O empresário comenta que o processo de fabricação é bem complexo. "O que vai sair na ponta do alambique é o que você tem plantado na terra. Não existe milagre no processo e sim uma transformação", salienta ao dizer que no momento, a matéria prima é plantada pela empresa.
Com o objetivo de aumentar a demanda da produção, Vilmar diz que deverá ter uma integração com demais produtores de cana de açúcar para continuar a produção.
"Já podemos considerar a região como polo de produção, o que precisa agora é que esses produtores adotem um padrão de qualidade para que a região possa ser referência quando o assunto for cachaça de qualidade", enfatiza.
A HB Agroindústria Ltda. fica localizada em Paraíso, e está em fase final no processo de comercialização da cachaça e deve abrir suas portas para visitações nos próximos dias com foco no mercado exterior.
PRODUÇÃO
Os modos de produção diferentes resultam em bebidas diferentes. Há entre os especialistas aqueles que afirmam que não há diferença entre a bebida nacional feita de maneira artesanal e a industrial, e aqueles (a maioria) que dizem existir sim, diferenças cruciais entre umas e outras. Também há os que indicam o uso da cachaça de menor qualidade no preparo de sua caipirinha, e aqueles que dizem que Cachaça, de verdade, não pode ser envelhecida. Vamos aos mitos, à realidade e, principalmente, aos fatos.
Além de ser feita de maneira artesanal, a Cachaça de Alambique não Contínuo, tem outro grande "ingrediente" em sua composição: o alambique de cobre. Feita por um bom alambiqueiro, a Cachaça Artesanal feita neste equipamento é, segundo vários estudos, capaz de resultar em uma bebida mais fina e mais rica em sabores, aromas e cores.
As cachaças destiladas em alambiques de cobre apresentaram teores de aldeídos e metanol superiores às cachaças destiladas em aço inox. Estudos acadêmicos comprovaram que os teores de dimetilsulfeto, álcoois superiores e ésteres são maiores quando a destilação é feita em alambiques de aço inox. A utilização de aço inoxidável na construção de alambiques afeta as características sensoriais da aguardente, reduzindo a qualidade sensorial e produzindo um odor de enxofre desagradável no produto final. As reações químicas catalisadas pelo cobre nos alambiques, são capazes de reduzir significativamente os teores de dimetilsulfeto, o principal composto responsável pelo defeito sensorial das aguardentes de cana destiladas no inox.
CORAÇÃO DA CACHAÇA
O importante, já que aqui não há o rigor de um processo industrial, é que nem tudo que sai do alambique é cachaça de qualidade: o grande segredo é saber fazer a separação entre o que os entendidos chamam de Cabeça, Coração e Cauda da destilação.

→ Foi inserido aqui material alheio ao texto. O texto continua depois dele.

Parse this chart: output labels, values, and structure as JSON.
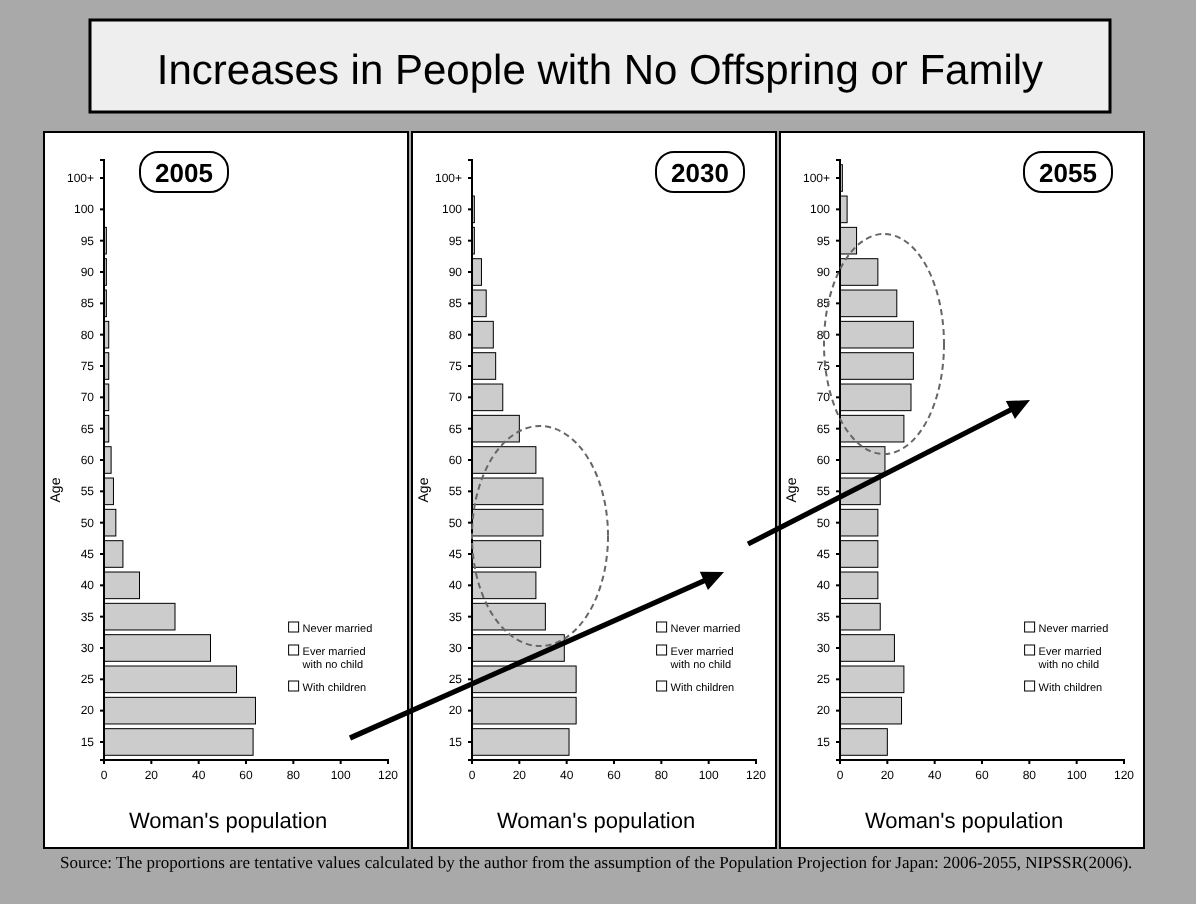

A cachaça artesanal de qualidade deve ser composta 100% pelo produto do meio do processo: o coração da cachaça. Na cauda e especialmente na cabeça (os líquidos que saem ao fim e ao início da destilação, respectivamente) pode haver elementos bastante perfumados, mas perigosos à saúde. Portanto, a correta separação deles é fundamental para resultar num produto de qualidade. No processo industrial, essa separação é feita na própria Coluna de destilação - o equipamento usado pela indústria. Aqui, diferentemente do alambique artesanal, a separação ocorre através dos "pratos" da coluna de uma forma contínua: não há "início", "meio" e "fim". Pode-se dizer que os produtos saem todos ao mesmo tempo, mas já separados. Desta forma, garante-se a separação do álcool etílico dos demais componentes de uma forma bastante eficiente.